Les cours du pétrole ont accusé un net repli ce jeudi, une évolution qui intervient dans la foulée du passage d’un pétrolier battant pavillon sud-coréen à travers le détroit d’Ormuz, l’un des points de transit les plus stratégiques et surveillés du marché mondial de l’énergie. Cette nouvelle a dissipé certaines craintes de perturbation de cette route maritime essentielle, contribuant à atténuer les tensions sur les marchés et à exercer une pression baissière sur les prix du brut.
Le détroit d’Ormuz, qui sépare le Golfe persique du Golfe d’Oman, voit transiter environ un cinquième de la consommation mondiale de pétrole, soit près de 20 millions de barils par jour. Toute menace pesant sur la sécurité des transports dans cette région a historiquement provoqué des soubresauts sur les marchés pétroliers, faisant immédiatement grimper les prix du brut. Les tensions géopolitiques, particulièrement entre l’Iran et les pays occidentaux, avaient ravivé ces inquiétudes au cours des dernières semaines, alimentant la volatilité des cours.

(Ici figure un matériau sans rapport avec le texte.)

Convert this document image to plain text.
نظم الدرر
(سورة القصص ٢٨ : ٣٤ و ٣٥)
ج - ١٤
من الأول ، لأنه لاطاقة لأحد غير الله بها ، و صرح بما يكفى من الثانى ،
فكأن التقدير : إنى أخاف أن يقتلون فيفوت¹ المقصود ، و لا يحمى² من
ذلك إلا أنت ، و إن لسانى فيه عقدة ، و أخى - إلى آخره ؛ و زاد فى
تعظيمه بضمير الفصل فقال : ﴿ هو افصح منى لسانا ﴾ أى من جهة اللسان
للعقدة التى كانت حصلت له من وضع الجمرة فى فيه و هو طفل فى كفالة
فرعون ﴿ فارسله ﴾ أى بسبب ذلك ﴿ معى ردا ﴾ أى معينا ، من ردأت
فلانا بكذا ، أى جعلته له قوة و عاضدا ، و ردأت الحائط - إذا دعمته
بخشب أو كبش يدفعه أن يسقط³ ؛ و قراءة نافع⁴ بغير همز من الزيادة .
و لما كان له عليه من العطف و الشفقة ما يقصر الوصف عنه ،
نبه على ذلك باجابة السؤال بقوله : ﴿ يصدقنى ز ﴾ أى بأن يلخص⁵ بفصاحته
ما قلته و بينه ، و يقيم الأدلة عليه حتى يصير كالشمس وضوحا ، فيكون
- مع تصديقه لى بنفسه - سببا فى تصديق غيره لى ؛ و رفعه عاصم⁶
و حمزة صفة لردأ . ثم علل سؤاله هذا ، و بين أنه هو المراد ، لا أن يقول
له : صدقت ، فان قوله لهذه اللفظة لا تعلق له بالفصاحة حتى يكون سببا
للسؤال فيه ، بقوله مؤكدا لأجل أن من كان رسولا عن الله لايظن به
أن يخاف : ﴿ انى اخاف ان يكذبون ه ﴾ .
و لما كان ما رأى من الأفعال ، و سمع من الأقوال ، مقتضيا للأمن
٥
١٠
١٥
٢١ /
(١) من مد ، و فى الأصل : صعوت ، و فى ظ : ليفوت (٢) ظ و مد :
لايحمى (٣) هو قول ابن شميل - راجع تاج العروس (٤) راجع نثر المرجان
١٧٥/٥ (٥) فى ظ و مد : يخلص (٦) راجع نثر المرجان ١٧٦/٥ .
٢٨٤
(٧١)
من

L’annonce du franchissement sécurisé du détroit par un pétrolier sud-coréen, dans un contexte régional encore sensible, a donc été perçue comme rassurante. Les opérateurs du marché y ont vu le signe que, malgré les menaces ponctuelles, la circulation maritime pouvait continuer à se faire, du moins pour l’instant, sans incident majeur. Cet apaisement s’est aussitôt répercuté sur les prix du baril.
Sur la place de New York, le baril de West Texas Intermediate (WTI) pour livraison le mois prochain a ainsi cédé plus de 2% en début de séance, passant sous la barre symbolique des 80 dollars. À Londres, le Brent de la mer du Nord a également reculé, clôturant à un niveau inférieur à celui des sessions précédentes. Ce mouvement de repli s’inscrit dans un climat de prudence accrue, alors que les investisseurs restent attentifs aux évolutions géopolitiques au Moyen-Orient mais prennent aussi en compte les fondamentaux du marché, notamment la croissance moins dynamique que prévue de la demande en provenance de la Chine et des États-Unis.
Les analystes de marché soulignent que la moindre menace immédiate sur le détroit d’Ormuz a relâché la pression spéculative à la hausse. Cependant, ils préviennent que la situation reste fragile : « Les tensions dans la région sont loin d’être totalement apaisées, et de nouvelles perturbations ne sont pas à exclure », explique un expert basé à Londres. « Mais le passage réussi d’un pétrolier sud-coréen démontre que les flux ne sont pas interrompus, ce qui pèse temporairement sur les cours. »
Les marchés pétroliers continuent néanmoins d’intégrer de nombreux facteurs d’incertitudes, qu’il s’agisse de la politique de l’OPEP+ ou des impacts économiques d’un resserrement monétaire aux États-Unis et en Europe. Mais l’évolution du jour montre la capacité d’un seul événement maritime à influencer rapidement la perception des risques et, par conséquent, l’équilibre entre l’offre et la demande sur le marché mondial du brut.
Enfin, certains traders notent que la volatilité des prix pourrait persister au gré des annonces relatives au détroit d’Ormuz, véritable baromètre des tensions régionales. En attendant, la détente du jour laisse apparaître une accalmie bienvenue, sans garantir pour autant une stabilité durable sur ce segment stratégique du marché de l’énergie.